Thursday 17 January 2013

Giant Squids of Anger: The book that defeated me

I should really start off by saying explaining what a Giant Squid of Anger is. If you don't know, that also highly likely means you haven't heard of the Vlogbrothers, in which case... why?!?!?!?! Go check them out! John and Hank Green are in equal measures intelligent, informative, amusing, and downright silly (in the best possible way). They coined the term Giant Squid of Anger to describe that peculiar internet phenomenon, whereby thoughtful, considered and all-around good members of society seem to completely lose it in the comments section of sites like Youtube when someone disagrees with them and process to launch into an increasingly unintelligible tirade of expletives. It has now expanded to mean anything that causes a normally sane and balanced person to become irrationally anger, therefore rendering them unable to communicate clearly. So... now that we got that out of the way...

Art by racheytonk at Deviantart

As I said before, I've read hundreds of books in my life. I pride myself on having finished all of them. Every. Single. One.


That is, I used to pride myself on the above... Until about two years ago. What happened then? I met my match. The one book I could not finish, try as I might. So which was it? War and Peace? In search of Lost Time? Finnegan's Wake? No dear reader, no. It was.... Twilight (from here on in referred to as The Sparkly Nemesis). 

Pictured: the sparkliest of all nemeses...

Some of my pupils with older sisters had been mentioning it, but I didn't give it much thought. However, when on a dress-up day a student walked it and proudly informed me that her older sister had dressed her up as Bella Swan, I had to know what all the fuss was about. 

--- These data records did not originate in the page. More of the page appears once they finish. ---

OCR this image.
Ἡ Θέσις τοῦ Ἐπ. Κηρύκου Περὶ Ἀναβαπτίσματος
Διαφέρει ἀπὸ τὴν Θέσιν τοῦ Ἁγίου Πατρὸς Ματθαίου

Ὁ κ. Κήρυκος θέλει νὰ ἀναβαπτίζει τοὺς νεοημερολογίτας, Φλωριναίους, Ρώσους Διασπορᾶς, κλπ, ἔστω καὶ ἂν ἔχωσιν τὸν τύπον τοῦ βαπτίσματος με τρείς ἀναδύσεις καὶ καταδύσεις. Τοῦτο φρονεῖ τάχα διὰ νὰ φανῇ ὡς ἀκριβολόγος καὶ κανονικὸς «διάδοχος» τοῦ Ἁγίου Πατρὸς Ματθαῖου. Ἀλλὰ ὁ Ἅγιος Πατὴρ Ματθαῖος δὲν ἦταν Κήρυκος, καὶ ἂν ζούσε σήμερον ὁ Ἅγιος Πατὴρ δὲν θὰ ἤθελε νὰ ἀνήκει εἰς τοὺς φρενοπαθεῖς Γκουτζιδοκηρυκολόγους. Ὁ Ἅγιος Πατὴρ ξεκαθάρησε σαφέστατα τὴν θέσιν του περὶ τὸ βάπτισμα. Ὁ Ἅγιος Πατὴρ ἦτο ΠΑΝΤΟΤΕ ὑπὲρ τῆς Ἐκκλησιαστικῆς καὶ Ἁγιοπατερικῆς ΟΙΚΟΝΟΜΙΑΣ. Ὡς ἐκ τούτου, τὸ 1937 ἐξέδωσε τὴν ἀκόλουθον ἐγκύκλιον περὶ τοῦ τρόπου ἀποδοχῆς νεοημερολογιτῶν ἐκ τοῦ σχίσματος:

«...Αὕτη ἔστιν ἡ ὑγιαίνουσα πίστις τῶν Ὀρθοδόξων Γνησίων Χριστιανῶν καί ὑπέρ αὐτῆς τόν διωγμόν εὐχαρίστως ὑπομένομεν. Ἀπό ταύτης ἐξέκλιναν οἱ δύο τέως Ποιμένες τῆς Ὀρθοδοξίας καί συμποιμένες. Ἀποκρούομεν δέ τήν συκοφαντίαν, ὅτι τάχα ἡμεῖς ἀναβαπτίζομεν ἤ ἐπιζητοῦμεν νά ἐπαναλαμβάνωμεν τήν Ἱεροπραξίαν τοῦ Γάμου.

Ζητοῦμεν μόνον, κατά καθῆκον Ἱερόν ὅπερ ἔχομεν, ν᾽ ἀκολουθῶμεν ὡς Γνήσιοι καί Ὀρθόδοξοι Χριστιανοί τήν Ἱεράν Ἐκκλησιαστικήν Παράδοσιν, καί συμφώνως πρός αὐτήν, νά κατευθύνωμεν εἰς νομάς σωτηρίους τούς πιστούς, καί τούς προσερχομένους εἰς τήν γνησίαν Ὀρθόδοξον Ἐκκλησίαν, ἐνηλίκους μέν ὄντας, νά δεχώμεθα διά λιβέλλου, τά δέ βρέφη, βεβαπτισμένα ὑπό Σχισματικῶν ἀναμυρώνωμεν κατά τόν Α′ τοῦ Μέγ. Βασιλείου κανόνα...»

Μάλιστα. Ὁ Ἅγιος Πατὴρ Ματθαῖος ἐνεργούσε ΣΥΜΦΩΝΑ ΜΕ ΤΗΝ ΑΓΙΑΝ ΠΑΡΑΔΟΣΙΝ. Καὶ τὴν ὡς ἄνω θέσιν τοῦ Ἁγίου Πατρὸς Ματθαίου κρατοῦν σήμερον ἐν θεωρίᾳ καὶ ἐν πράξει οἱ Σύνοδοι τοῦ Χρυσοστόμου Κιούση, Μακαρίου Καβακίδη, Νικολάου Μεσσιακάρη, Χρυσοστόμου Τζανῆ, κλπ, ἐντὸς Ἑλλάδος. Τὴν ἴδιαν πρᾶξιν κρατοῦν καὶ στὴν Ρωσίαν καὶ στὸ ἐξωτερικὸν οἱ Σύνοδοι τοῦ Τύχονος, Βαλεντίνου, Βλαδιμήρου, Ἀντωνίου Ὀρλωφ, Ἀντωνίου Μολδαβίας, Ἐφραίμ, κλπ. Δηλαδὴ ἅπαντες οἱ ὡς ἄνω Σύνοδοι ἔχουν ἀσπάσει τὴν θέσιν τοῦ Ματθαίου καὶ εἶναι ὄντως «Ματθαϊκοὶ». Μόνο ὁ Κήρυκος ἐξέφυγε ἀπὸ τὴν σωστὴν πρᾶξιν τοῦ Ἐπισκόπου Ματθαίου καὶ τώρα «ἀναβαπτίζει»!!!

I've met some people that think reading children's fiction and YA novels is a co pout. I am not one of these people. I am a firm believer that a good book is a good book, regardless of what age it is being marketed to. Some of these books are brilliant, so that's not the reason I hate Twilight The Sparkly Nemesis. Criticism of this novel has been done countless times before, much better than I could do it, so I'll just summarise and say that:

  • the relationship is creepy, bordering on abuse, and it troubles me that young girls think this is romantic/desirable in any way.
  • Bella has barely any agency.
  • the writing itself is very poor indeed (and no, maybe I couldn't do it better, but then again I'm not the one being paid millions to write a book, am I?). I thing teens and young adults deserve better writing.

It was one of the first and few books to make me turn into a Giant Squid of Anger. I loathe it with a passion, but (and it's a big but) because I only got 3/4 of the way through it, I've never really felt entitled to all my righteous literary rage.


Freakishly accurate depiction of my literary rage.

Why do I mention this? Because on Goodreads I spotted a link to a trailer to something called The Host. Which is when I realised that Stephanie Mayer had written something other than The Sparkly Nemesis.

And so it is dear readers (um... is anyone actually reading this?) that I have set myself a challenge for 2013. Yes, I might need the whole year. Stephanie Mayer shall not defeat me again! This year I shall read The Host in it's entirety, so help me God! (And the blessed Virgin Mary. And the Holy Spirit. And all the Catholic Saint. Hey, I need all the help I can get!) If I enjoy it, I will be pleasantly surprised, but if I despise it, at least I shall do so with some authority! Why am I doing this? Pride. And because clearly Anastasia Steele is not the only one with a penchant for masochism...

1 comment:

  1. We all have one of those. Mine was Jonathan Franzen's The Corrections. Dreaded-every-minute-I-invested-on-it. Sigh.